La hipocresía de las minas
La ONU, que tiene asiento en Nueva York (Estados Unidos), ayer salió con una lista bien interesante de países que aún tienen sembradas minas y otra no despreciable cifra de víctimas de estos artefactos.
En Colombia, como es usual creernos de países adelantados, consideramos que con actos simbólicos (como el de ir remangados por las calles), se acabará, disminuirá, atenuará o si a acaso acabará la explosión y siembra de minas antipersonales.
Con estos actos simbólicos, seguramente ayer muchos guerrilleros desde las entrañas de las selvas meditaron concienzudamente esta situación. Entre tanto, Colombia ayer fue indestronable del vergonzoso primer puesto de países del mundo que siembran y explotaban minas antipersonales; y fue el Estado que más víctimas deja por estas circunstancias.
Una lamentable noticia en medio de tanta paz que se respira por los lados de La Habana (Cuba). Pero más lamentable aún, que no se sepa quiénes son los que venden las minas. Sin rodeos ni zalamerías es importante decir que los Estados Unidos encabeza esta lista de vendedores de estos artefactos que dejan a miles y miles de víctimas. Sí, el mismo país donde tiene asiento la Organización de Naciones Unidas, es junto a Rusia, China y Pakistán algunos de los 32 países que predican la libertad y la paz universal vendiendo armas. Sí, ellos no han firmado ni ratificado el Tratado Internacional sobre Minas Antipersonales.

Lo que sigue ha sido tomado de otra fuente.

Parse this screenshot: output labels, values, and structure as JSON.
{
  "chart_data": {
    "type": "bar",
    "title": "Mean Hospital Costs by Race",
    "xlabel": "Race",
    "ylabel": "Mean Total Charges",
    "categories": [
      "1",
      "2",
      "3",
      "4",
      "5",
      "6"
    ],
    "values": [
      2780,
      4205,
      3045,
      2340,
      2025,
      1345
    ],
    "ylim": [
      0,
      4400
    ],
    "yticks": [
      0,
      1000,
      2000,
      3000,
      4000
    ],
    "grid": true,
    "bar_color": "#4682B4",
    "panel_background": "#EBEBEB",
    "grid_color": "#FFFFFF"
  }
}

Se cree que el país libertario del norte, el mismo que no asistió en Cartagena de Indias a la segunda Conferencia de Revisión de la Convención sobre la Prohibición del uso, el almacenamiento, la producción y la transferencia de Minas anti personales y sobre su destrucción, tiene un arsenal de 10 millones de minas antipersonales.

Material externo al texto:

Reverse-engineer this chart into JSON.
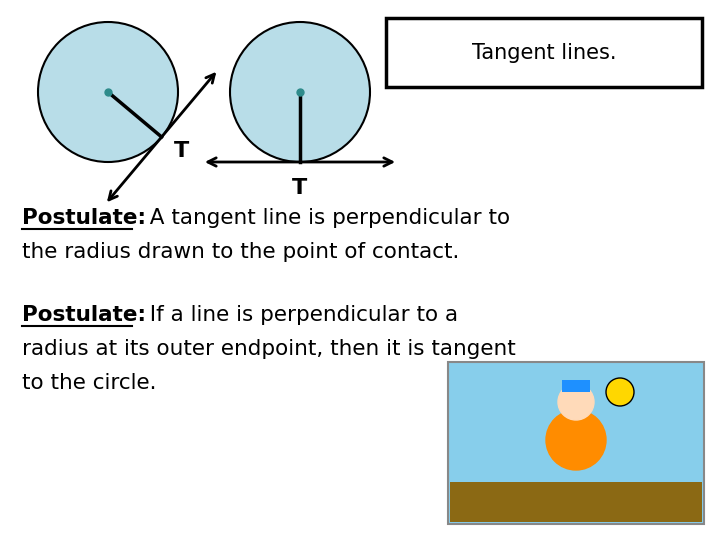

De modo que cuando estalle una mina antipersonal (no artesanal) miremos hacia el norte. De todos modos, como no todo puede ser escepticismo vale la pena hacer un llamado urgente a la Fuerza Pública para que ataque esta situación, pues se cree que hay más víctimas de minas que de otros actos delictivos ocurridos en el país.
Vale la pena hacer una reflexión en torno a esta realidad pues en el mundo, todavía hay 59 Estados y cuatro áreas en disputa que tienen terrenos plantados con minas antipersonal. Ojalá algún día se desminen los campos.